Gitelman syndrome (GS; Online Mendelian Inheritance in Man no. 263800) is a rare, salt-losing tubulopathy characterized by hypokalemic metabolic alkalosis, hypomagnesaemia, hypocalciuria, and normal or low BP.1 It may be associated with impaired glucose tolerance.2 Loss-of-function variants in SLC12A3, which encodes the thiazide-sensitive sodium-chloride cotransporter, are responsible for most cases.
The reported prevalence of GS is one in 40,000.3,4 On the basis of this prevalence, the heterozygous carrier frequency is estimated at 1% of the population. However, the measured frequency in a Chinese population was 3%.5 Simon et al.6 suggested that heterozygous carriers of variants in SLC12A3 might present with modestly reduced BP and reduced sodium reabsorption, leading to a shift in the renal pressure natriuresis relationship.

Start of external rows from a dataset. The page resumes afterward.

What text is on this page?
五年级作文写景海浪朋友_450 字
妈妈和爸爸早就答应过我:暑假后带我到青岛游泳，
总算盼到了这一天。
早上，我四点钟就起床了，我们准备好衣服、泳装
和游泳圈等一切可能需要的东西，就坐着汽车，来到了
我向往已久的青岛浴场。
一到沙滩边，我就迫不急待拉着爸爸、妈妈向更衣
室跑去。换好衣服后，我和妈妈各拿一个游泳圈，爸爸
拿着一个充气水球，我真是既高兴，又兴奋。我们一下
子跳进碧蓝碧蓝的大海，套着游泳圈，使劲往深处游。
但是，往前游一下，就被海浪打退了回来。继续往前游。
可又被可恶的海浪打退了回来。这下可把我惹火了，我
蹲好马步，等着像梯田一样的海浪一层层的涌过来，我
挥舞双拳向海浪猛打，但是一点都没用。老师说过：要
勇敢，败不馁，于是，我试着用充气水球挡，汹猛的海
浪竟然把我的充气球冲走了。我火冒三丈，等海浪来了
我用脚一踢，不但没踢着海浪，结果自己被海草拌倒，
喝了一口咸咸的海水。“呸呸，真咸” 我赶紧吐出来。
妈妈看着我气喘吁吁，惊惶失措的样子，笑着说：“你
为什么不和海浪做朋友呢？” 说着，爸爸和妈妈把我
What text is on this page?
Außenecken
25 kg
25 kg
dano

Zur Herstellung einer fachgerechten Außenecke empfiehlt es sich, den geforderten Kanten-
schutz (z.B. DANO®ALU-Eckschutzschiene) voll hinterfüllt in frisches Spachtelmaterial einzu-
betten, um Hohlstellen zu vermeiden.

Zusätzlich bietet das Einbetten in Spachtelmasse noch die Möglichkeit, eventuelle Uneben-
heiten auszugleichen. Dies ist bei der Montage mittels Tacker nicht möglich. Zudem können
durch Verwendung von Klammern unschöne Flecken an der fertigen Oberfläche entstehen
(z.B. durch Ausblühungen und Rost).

Accordingly, low office BP values were reported in 49 patients recruited in the Framingham Health study who were Het for loss-of-function variants of the SLC12A3, SLC12A1, and KCNJ1 genes involved in GS and Bartter syndromes, suggesting that these heterozygous variations may protect from development of hypertension (HTN).7 Nandakumar et al.8 replicated the study in a population of 7444 European ancestry individuals from the Atherosclerosis Risk in Communities study. They detected 65 different variants in the same three genes in 121 individuals, among them 92 heterozygous for SLC12A3 variants. A significant decrease of BP was present only in a subset of 29 patients harboring ten variants common to the Framingham study, including five variants in SLC12A3. These studies analyzed a small number of individuals from very large unselected cohorts, and participants expressed SLC12A3 variants that may differently affect the function of the sodium-chloride cotransporter. Family studies that allow for investigation of larger populations of heterozygous relatives of patients with GS with known loss-of-function variants have provided inconsistent results with regards to the phenotype of heterozygous carriers. Cruz et al.9 studied 199 members of a large Amish kindred, including 26 patients with GS who were homozygous for a deletion in SLC12A3, 113 heterozygous carriers of the deletion, and 60 noncarriers. They reported that heterozygous children, but not adults, had significantly lower office BP levels than wild-type relatives. This result was not confirmed in a cohort of 29 heterozygous Chinese children compared with 471 noncarrier children. Finally, other studies have observed intermediate calcium excretion and fasting glucose in heterozygous carriers,3,5,9 or higher urinary pH suggestive of metabolic alkalosis.10
The aim of this study was to evaluate the effect of pathogenic SLC12A3 heterozygous variants by analysis of a large group of heterozygous carriers related to patients with GS compared with healthy noncarrier controls. We measured home BP (HBP) and evaluated renal homeostasis of electrolytes and calcium and bone remodeling. Glucose metabolism was investigated in response to an oral glucose tolerance test (OGTT).
Methods
Cross-Sectional Study Design
All participants provided written informed consent for participation in the study. The protocol was approved by the “Comité de Protection des Personnes,” Paris-Île de France III, France. All investigations were performed in accordance with the principles of the Declaration of Helsinki. This study was registered at Clinicaltrials.gov (identifier NCT02035046).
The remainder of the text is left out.